The closet is huge: shelf after shelf of gadgets and gizmos that support all the different classes Mr. Fix-It teaches. Everything's clearly tagged, and most stuff is exactly where it should be. A few heavy items are on the floor in front of their shelves, some have gotten a bit scrambled with their neighbors, and some are turned so their labels don't show. Yep, I'm facing the essence of a boring, make-work ordeal.

On the communications equipment shelves I see some of the items Catalina is working with in her project. Hm. I wonder if Mr. Fix-It might also have the other components she'd need to contact Watt Boudreau and earn her A+ for "summoning Watson." It takes a little digging, but I think it's all here: a broadband connection module, a universal connection interface, and all the necessary dongles and cables. I put the stuff into an empty box that I hide behind a carton of disposable gloves. Catalina is going to love this!

I've been in this closet for most of a lifetime when Mr. Fix-It steps in. He takes out a key and is about to unlock a drawer when he notices me and jerks around. "Oh, Landry.
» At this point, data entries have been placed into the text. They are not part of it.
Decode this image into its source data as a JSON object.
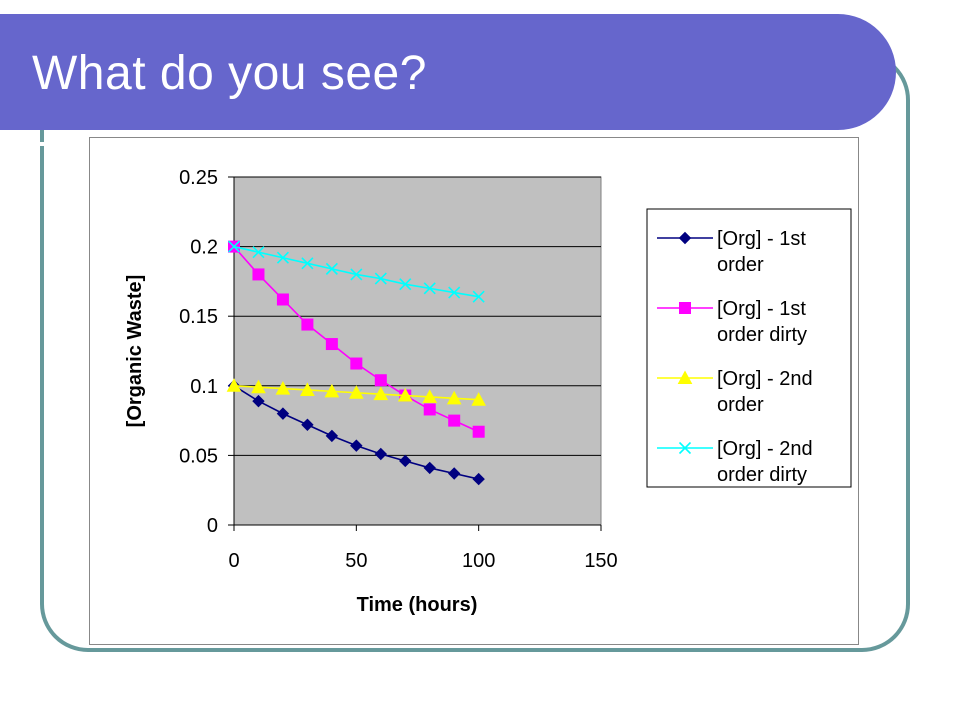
{
  "slide": {
    "title": "What do you see?",
    "colors": {
      "title_bar": "#6666cc",
      "frame": "#66999b",
      "plot_area": "#c0c0c0"
    }
  },
  "chart_data": {
    "type": "line",
    "title": "",
    "xlabel": "Time (hours)",
    "ylabel": "[Organic Waste]",
    "xlim": [
      0,
      150
    ],
    "ylim": [
      0,
      0.25
    ],
    "x_ticks": [
      "0",
      "50",
      "100",
      "150"
    ],
    "y_ticks": [
      "0",
      "0.05",
      "0.1",
      "0.15",
      "0.2",
      "0.25"
    ],
    "grid": "horizontal",
    "legend_position": "right",
    "x": [
      0,
      10,
      20,
      30,
      40,
      50,
      60,
      70,
      80,
      90,
      100
    ],
    "series": [
      {
        "name": "[Org] - 1st order",
        "color": "#000080",
        "marker": "diamond",
        "values": [
          0.1,
          0.089,
          0.08,
          0.072,
          0.064,
          0.057,
          0.051,
          0.046,
          0.041,
          0.037,
          0.033
        ]
      },
      {
        "name": "[Org] - 1st order dirty",
        "color": "#ff00ff",
        "marker": "square",
        "values": [
          0.2,
          0.18,
          0.162,
          0.144,
          0.13,
          0.116,
          0.104,
          0.093,
          0.083,
          0.075,
          0.067
        ]
      },
      {
        "name": "[Org] - 2nd order",
        "color": "#ffff00",
        "marker": "triangle",
        "values": [
          0.1,
          0.099,
          0.098,
          0.097,
          0.096,
          0.095,
          0.094,
          0.093,
          0.092,
          0.091,
          0.09
        ]
      },
      {
        "name": "[Org] - 2nd order dirty",
        "color": "#00ffff",
        "marker": "x",
        "values": [
          0.2,
          0.196,
          0.192,
          0.188,
          0.184,
          0.18,
          0.177,
          0.173,
          0.17,
          0.167,
          0.164
        ]
      }
    ]
  }
}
I forgot you were in here." He slides the key back into his pocket. "Uh, you must not have heard the bell ring back among the shelves. Son, class ended ten minutes ago."
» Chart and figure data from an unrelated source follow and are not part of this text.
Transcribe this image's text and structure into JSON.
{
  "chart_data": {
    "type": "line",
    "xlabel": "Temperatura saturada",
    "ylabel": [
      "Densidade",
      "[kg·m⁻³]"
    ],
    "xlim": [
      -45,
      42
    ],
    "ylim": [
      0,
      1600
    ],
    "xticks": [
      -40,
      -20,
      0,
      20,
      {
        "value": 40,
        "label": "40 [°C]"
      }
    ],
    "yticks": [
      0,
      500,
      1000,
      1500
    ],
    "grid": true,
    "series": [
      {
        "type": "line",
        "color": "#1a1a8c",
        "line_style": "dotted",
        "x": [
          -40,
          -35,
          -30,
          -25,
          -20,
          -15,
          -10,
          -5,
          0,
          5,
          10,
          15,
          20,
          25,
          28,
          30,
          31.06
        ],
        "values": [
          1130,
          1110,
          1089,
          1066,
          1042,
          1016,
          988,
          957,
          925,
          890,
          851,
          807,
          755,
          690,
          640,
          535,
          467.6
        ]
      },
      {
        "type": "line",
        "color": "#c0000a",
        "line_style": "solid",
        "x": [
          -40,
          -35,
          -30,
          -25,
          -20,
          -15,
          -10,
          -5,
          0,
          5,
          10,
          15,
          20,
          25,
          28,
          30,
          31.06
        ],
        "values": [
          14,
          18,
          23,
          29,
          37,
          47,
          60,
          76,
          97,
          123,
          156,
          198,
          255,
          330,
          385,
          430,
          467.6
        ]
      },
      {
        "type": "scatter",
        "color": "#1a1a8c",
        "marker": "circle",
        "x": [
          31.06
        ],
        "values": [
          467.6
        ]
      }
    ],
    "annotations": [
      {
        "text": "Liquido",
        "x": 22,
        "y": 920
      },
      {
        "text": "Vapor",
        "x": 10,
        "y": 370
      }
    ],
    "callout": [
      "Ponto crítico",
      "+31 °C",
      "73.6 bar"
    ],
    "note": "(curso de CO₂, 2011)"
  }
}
I fly through the classroom to the hall and... hey, I have nowhere to go. I just wander the corridors until I happen onto a vending machine. It takes me a while, but I finally figure out how to use the chip in my head to snag me a bottle of orange juice and a bag of Zingies, which, by the picture, may be turnip chips. Funny, but I kind of miss quarantine. Right now, silly old Nemo would be serving me fish and chips with a moon pie for dessert. I peer again into the vending machine—nope, no moon pies.

Taking my so-called lunch to my library carrel, I munch on Zingies, which the bag divulges to be "rutabaga crisps," and wade back into the morass of Bard's sonnets. When the time comes, without even leaving my seat, I enter my online fourth period class and take my first stab at my expression role with "App Aesthetics."